We observe 2 information criteria pointing to an optimal lag order of 2, while 2 other information criteria point to an optimal lag order of 12. We opt to select the simpler model with a lag order of 2. Given the very high number of regressors in this specification, we do not show the summary of results, impulse-response and cummulative impulse-response graphs, and other preliminary results to the dynamic VAR specification.

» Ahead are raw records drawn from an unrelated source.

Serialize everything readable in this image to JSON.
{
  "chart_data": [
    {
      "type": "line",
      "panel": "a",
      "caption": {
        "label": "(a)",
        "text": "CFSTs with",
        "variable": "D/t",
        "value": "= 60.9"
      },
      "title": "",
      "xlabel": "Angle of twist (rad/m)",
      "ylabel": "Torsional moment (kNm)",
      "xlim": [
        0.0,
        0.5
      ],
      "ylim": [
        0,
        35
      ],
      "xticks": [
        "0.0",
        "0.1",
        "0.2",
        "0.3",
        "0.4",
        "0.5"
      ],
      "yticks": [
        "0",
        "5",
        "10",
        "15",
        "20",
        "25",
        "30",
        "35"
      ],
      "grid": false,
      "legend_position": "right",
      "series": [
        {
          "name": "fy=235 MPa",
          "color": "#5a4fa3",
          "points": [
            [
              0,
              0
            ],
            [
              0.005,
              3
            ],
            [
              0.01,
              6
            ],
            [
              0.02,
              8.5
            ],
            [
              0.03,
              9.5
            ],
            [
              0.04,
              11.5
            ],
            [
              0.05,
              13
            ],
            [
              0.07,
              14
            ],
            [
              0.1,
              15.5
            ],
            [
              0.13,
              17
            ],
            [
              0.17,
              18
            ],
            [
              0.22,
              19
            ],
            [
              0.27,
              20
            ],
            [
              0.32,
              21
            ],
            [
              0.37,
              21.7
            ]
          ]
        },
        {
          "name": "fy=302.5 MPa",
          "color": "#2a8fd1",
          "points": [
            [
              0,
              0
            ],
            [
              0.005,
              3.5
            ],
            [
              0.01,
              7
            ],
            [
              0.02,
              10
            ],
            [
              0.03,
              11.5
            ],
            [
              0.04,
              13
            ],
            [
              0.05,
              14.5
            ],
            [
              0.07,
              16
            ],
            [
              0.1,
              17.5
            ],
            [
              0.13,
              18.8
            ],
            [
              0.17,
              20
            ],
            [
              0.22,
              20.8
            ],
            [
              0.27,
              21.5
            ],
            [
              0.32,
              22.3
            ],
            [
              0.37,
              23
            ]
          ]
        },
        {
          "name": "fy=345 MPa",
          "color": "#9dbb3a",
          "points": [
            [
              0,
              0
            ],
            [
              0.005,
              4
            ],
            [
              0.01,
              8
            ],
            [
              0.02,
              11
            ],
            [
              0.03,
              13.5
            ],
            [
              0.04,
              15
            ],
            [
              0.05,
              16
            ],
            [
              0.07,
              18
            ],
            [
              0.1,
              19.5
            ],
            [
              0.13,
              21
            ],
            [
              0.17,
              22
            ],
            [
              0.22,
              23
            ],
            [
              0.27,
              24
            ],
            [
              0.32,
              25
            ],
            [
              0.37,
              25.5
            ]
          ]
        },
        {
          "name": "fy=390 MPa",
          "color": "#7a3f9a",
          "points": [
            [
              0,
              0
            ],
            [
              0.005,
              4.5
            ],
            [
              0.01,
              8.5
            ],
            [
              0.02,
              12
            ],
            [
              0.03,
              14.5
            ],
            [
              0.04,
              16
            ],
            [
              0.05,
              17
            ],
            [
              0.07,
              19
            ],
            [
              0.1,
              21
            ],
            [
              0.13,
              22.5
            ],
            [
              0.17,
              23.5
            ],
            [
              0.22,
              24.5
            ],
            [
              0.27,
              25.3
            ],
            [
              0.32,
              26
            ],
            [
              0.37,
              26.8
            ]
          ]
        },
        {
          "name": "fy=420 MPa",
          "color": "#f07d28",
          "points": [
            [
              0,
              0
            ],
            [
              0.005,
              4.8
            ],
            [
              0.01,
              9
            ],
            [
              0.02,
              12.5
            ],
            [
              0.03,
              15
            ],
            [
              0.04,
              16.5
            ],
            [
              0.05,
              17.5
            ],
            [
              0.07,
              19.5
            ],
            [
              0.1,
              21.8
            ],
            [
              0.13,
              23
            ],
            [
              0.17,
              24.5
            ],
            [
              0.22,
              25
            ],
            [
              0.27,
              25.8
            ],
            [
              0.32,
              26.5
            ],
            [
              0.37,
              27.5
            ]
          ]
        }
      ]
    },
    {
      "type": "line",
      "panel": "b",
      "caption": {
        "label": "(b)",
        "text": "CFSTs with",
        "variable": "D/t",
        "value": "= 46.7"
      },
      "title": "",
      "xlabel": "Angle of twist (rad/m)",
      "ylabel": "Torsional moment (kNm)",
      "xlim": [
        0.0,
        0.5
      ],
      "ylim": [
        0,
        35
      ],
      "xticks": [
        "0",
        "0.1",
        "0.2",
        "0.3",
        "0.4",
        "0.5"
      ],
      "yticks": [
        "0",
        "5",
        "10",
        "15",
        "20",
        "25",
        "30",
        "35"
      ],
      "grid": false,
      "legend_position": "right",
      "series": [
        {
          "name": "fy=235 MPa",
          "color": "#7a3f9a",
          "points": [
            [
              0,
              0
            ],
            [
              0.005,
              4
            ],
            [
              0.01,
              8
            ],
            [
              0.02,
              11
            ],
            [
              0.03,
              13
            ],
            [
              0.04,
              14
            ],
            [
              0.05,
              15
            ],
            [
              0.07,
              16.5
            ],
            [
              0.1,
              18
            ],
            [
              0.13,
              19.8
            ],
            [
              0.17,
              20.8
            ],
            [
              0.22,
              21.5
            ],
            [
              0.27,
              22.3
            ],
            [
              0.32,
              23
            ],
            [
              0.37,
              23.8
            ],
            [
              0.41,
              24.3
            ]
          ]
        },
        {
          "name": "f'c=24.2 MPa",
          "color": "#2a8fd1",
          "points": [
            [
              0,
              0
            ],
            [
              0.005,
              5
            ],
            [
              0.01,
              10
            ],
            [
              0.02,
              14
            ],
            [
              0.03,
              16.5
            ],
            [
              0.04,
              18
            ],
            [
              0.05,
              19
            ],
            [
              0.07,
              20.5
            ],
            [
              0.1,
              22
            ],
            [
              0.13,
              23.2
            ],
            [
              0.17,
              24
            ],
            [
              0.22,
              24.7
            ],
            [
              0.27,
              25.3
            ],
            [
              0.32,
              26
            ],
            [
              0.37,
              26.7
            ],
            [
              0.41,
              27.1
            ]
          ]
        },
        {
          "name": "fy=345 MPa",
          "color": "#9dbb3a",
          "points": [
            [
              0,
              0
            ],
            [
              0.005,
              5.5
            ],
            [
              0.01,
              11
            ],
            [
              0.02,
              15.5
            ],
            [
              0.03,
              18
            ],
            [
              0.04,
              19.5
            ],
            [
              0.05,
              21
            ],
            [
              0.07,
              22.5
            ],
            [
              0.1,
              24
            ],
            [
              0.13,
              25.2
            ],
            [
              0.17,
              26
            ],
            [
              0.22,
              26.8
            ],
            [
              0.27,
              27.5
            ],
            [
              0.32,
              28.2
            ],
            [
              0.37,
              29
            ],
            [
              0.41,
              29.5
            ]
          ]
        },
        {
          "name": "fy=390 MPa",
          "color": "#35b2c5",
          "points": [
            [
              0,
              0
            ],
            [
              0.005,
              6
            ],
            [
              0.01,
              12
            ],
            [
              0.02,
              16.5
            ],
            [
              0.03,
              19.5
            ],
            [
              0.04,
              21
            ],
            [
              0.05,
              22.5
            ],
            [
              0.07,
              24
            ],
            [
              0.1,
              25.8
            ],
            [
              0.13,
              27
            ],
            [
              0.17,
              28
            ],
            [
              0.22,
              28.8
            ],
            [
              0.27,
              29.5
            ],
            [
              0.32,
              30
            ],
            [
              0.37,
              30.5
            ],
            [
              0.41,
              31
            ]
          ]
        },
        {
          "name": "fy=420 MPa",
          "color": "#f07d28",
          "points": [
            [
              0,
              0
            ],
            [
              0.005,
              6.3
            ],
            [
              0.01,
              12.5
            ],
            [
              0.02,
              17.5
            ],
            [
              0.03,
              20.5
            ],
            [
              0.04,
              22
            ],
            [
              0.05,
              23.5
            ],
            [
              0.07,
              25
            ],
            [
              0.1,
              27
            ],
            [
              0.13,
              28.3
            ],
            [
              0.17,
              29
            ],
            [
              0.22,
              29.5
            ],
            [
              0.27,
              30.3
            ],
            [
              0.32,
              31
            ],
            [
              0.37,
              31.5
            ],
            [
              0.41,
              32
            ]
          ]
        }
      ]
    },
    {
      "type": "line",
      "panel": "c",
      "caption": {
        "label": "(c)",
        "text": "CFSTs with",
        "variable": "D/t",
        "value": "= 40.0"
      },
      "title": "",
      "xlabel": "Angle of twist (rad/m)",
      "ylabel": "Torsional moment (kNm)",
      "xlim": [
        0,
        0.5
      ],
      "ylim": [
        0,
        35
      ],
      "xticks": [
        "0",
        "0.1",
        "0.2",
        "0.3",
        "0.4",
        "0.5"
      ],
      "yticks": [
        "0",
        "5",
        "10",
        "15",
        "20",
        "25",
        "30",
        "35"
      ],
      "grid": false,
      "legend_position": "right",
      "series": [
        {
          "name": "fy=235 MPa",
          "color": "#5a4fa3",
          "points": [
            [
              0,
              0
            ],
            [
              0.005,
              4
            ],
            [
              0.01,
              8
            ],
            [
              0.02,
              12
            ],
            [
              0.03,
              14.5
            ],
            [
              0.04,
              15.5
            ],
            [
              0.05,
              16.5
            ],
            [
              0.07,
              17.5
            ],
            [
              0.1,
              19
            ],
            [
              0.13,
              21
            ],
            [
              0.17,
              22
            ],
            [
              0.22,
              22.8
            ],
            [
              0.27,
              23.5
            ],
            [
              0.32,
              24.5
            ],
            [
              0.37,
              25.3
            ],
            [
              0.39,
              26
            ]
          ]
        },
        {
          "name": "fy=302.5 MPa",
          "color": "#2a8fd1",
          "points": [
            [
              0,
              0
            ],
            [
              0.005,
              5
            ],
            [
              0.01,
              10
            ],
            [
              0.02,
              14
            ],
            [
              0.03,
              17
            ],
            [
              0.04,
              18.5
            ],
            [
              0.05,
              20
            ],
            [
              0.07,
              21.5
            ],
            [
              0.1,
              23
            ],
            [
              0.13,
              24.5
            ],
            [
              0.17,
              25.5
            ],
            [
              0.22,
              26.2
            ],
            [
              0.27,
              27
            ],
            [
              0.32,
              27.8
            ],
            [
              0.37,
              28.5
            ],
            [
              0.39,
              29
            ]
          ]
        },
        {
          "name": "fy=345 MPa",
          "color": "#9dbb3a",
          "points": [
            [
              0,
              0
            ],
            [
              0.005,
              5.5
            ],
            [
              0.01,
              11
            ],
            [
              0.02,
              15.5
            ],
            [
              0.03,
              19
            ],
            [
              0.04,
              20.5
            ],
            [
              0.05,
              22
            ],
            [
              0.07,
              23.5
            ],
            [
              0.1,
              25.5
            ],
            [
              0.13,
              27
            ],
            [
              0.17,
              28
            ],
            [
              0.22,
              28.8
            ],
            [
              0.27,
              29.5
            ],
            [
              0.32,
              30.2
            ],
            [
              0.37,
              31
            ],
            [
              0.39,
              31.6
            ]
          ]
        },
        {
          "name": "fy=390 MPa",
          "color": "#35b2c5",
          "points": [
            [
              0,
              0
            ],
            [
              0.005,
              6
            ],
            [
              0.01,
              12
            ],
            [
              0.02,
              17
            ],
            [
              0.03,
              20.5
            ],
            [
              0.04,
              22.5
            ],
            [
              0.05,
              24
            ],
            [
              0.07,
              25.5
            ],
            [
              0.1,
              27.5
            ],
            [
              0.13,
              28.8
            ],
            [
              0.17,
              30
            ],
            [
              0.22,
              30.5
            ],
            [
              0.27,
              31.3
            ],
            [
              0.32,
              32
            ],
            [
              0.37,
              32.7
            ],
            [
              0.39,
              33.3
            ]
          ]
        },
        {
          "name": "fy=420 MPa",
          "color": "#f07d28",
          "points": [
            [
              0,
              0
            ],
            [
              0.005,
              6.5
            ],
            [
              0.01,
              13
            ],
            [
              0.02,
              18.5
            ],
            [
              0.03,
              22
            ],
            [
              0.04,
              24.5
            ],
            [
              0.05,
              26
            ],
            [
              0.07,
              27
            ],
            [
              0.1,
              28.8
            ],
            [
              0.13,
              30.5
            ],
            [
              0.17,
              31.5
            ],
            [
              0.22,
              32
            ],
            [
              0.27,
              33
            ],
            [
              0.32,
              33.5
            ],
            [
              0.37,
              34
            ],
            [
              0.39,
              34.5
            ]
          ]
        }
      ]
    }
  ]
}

Specifying the Dynamic VAR Model


In [72]:
# Dynamic Specification of the VAR Model
var = tsa.DynamicVAR(dfs, lag_order=2, window_type='expanding')
preds = var.forecast(1)

In [73]:
raw_preds = preds['CCI']

cci_n = cci['1993-01-01':]

sum_preds = raw_preds.cumsum()
pred = pd.Series(cci_n.ix[0], index=cci_n.index)
pred = pred.add(sum_preds, fill_value=0)

In [74]:
from sklearn.linear_model import LinearRegression as LR
x = np.asarray(pred[-12:]).reshape(12, 1)
y = np.asarray(cci_n[-12:]).reshape(12, 1)
lr = LR().fit(x, y)
a = lr.score(x, y)
plt.figure(figsize = (15,5))
plt.plot(cci_n)
plt.plot(pred, color = 'r')
plt.title('CCI: Actual vs. Dynamic VAR Prediction \n R$^2$ for the last year of data = {}'.format(a))
plt.legend(['Actual', 'Dynamic VAR Prediction'], loc='best')
plt.tight_layout()
plt.show()


The roll-forward R2 score for the last 12 months of data suggests that the resulting predictions are only marginally better than average CCI values.

3) Conclusions:

These results suggest that we should not proceed with VAR style specifications, as roll-forward predictions for the last year of data coming from other simpler models outperform both VAR specifications. This however, does not rule out lagged values of the regressors a possible controls that can help improve predictions on current CCI values. In order to control for these possible effects, we proceed now into specifying new machine-learning models that use lags of SWN and LDA topics, along with their current values, as regressors for current values of CCI as unique response.